第八十一話:変化は芋虫を蝶に変える

 



 【ぐらてれ】のアルバイト契約も終わり、宿屋へと戻り、時間に合わせてログアウトをする。

 最初は慣れないと思っていたそれにもすっかり慣れた自分は、何の感慨も無く、雪花とギリーにわずかな間の別れを告げて、現実世界へと戻って来ていた。


 明るい世界から、果てぬ暗闇へ。


 ずっとログアウトのたびにそう思ってきたけれど、本当にそうだろうか? と、小さな疑問を抱えながら。





























第八十一話:変化は芋虫を蝶に変える


































 ずっと、現実は暗くて寂しくて、救いのないどん詰まりだと思っていた。実際に、誰の訪ねも無い家は薄暗くて、寂しくて。でも今でも現実は、自分にとってそんな息が詰まる世界なのだろうか。


 でも、もしそうなら。


(……もし、そうだとしたら。なんで自分は、こんなに明るい気分でいるのだろう)


 明るい世界から、果てぬ暗闇へ。それは正しい。間違っていない。実際に向こうでは何の障害も無く見えていた世界は見えなくなり、黒一色に閉ざされることに違いはない。
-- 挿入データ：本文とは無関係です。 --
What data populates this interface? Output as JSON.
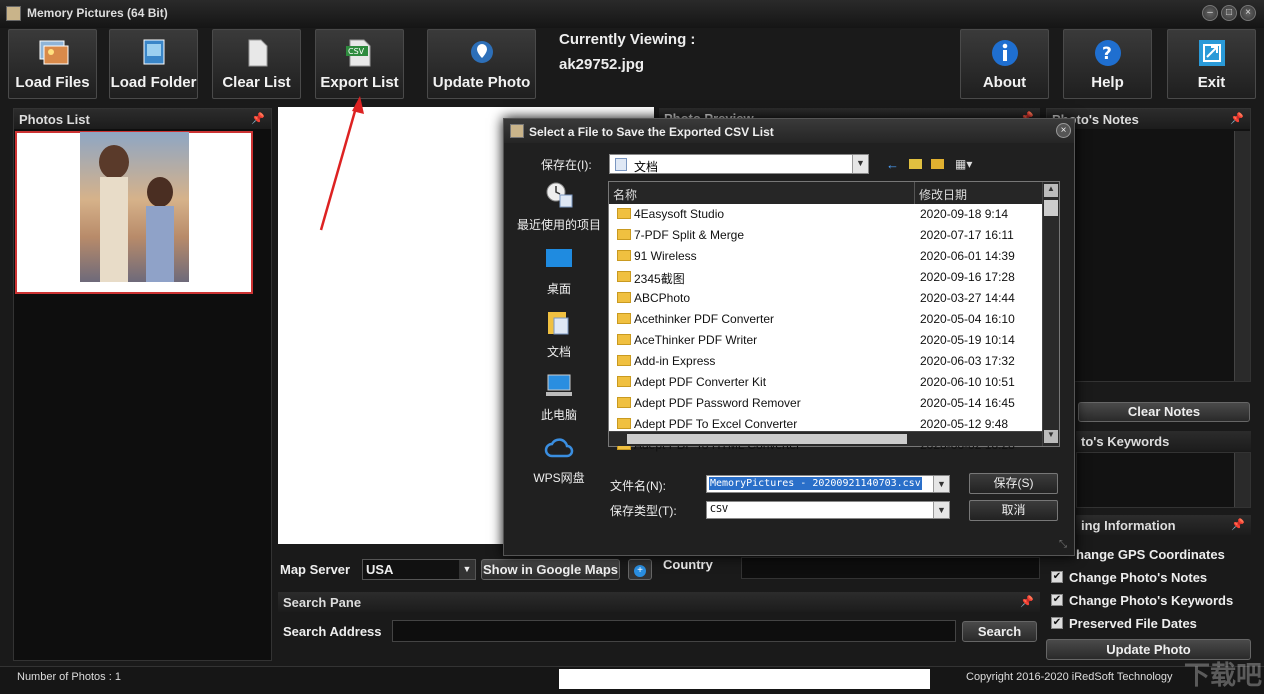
{
  "window": {
    "title": "Memory Pictures  (64 Bit)"
  },
  "toolbar": {
    "load_files": "Load Files",
    "load_folder": "Load Folder",
    "clear_list": "Clear List",
    "export_list": "Export List",
    "update_photo": "Update Photo",
    "about": "About",
    "help": "Help",
    "exit": "Exit"
  },
  "viewing": {
    "label": "Currently Viewing :",
    "file": "ak29752.jpg"
  },
  "panels": {
    "photos_list": "Photos List",
    "photo_preview": "Photo Preview",
    "photo_notes": "Photo's Notes",
    "clear_notes": "Clear Notes",
    "photo_keywords": "to's Keywords",
    "writing_info": "ing Information"
  },
  "options": [
    {
      "label": "hange GPS Coordinates",
      "checked": false
    },
    {
      "label": "Change Photo's Notes",
      "checked": true
    },
    {
      "label": "Change Photo's Keywords",
      "checked": true
    },
    {
      "label": "Preserved File Dates",
      "checked": true
    }
  ],
  "update_photo_btn": "Update Photo",
  "map": {
    "server_label": "Map Server",
    "server_value": "USA",
    "google_btn": "Show in Google Maps",
    "country_label": "Country"
  },
  "search": {
    "pane_title": "Search Pane",
    "address_label": "Search Address",
    "button": "Search"
  },
  "status": {
    "count": "Number of Photos : 1",
    "copyright": "Copyright 2016-2020 iRedSoft Technology"
  },
  "watermark": "下载吧",
  "dialog": {
    "title": "Select a File to Save the Exported CSV List",
    "save_in_label": "保存在(I):",
    "save_in_value": "文档",
    "places": [
      "最近使用的项目",
      "桌面",
      "文档",
      "此电脑",
      "WPS网盘"
    ],
    "columns": {
      "name": "名称",
      "date": "修改日期"
    },
    "files": [
      {
        "name": "4Easysoft Studio",
        "date": "2020-09-18 9:14"
      },
      {
        "name": "7-PDF Split & Merge",
        "date": "2020-07-17 16:11"
      },
      {
        "name": "91 Wireless",
        "date": "2020-06-01 14:39"
      },
      {
        "name": "2345截图",
        "date": "2020-09-16 17:28"
      },
      {
        "name": "ABCPhoto",
        "date": "2020-03-27 14:44"
      },
      {
        "name": "Acethinker PDF Converter",
        "date": "2020-05-04 16:10"
      },
      {
        "name": "AceThinker PDF Writer",
        "date": "2020-05-19 10:14"
      },
      {
        "name": "Add-in Express",
        "date": "2020-06-03 17:32"
      },
      {
        "name": "Adept PDF Converter Kit",
        "date": "2020-06-10 10:51"
      },
      {
        "name": "Adept PDF Password Remover",
        "date": "2020-05-14 16:45"
      },
      {
        "name": "Adept PDF To Excel Converter",
        "date": "2020-05-12 9:48"
      },
      {
        "name": "Adept PDF To HTML Converter",
        "date": "2020-06-02 16:28"
      }
    ],
    "filename_label": "文件名(N):",
    "filename_value": "MemoryPictures - 20200921140703.csv",
    "filetype_label": "保存类型(T):",
    "filetype_value": "CSV",
    "save_btn": "保存(S)",
    "cancel_btn": "取消"
  }
}
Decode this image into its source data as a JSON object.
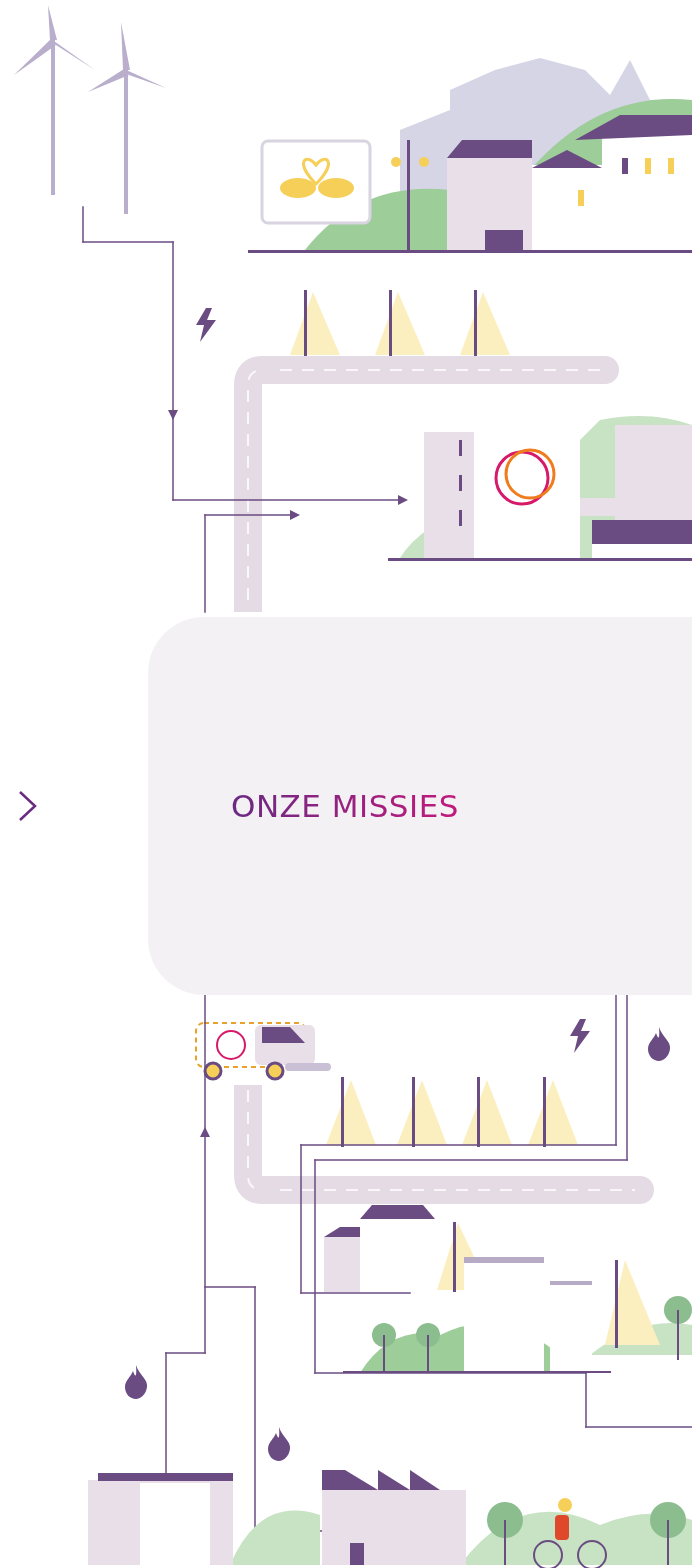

 では、この高揚感はなんだろうか。この自己肯定感は? 何故、自分はこんなにも、今の自分を肯定的に見ているのだろうか。


 何があった、というわけではない。特別大きな、いや、感動するようなことや、確かに変化自体はあっても、これがあったから、なんて壮大な出来事は無かった。


(でもじゃあなんで、こんなにも――)


 いつもの薄暗いリビングに置かれたソファに座り込み、もう数時間が経った。ログアウトをしてから、ずっと出ない答えを考えている。


 最初は、ゲームをしていた時の高揚感を引きずっているのかとも思ったが、これだけ時間が経てばそういうわけでもないだろう。これ以上は、考えても仕方がないだろうか。


 堂々巡りの思考を終えて、風呂にでも入ろうとゴーグルの電源を入れる。目が見える。立ち上がる。立ち上がった。茶色い床が見えて、次に木のテーブルが映り、更に顔を上げていけば、テーブルの上の鏡が見えた。ぼう、とそれを見ていて、気が付いた。


(え……?)


 気が付いて、しまった。


 そういえば、ゴーグルのバッテリーなど、ログアウト直後に起動した際にとっくに残量がなくなっていて、電源ボタンを押したとしても、それが起動するなんてことはあり得ないということに。


 小さな鏡に映るゴーグルのランプは付いておらず、それの意味するところに気が付いた瞬間に、色のついた世界は消え失せた。


 一瞬で、瞬く間に。それこそ、驚きによる瞬きの一回で、今まで問題なく見えていた世界が、見えなくなった。


 元の通りに、黒一色に塗りつぶされる世界。驚きに、声の出ない喉がひゅう、と掠れた息を吐き出した。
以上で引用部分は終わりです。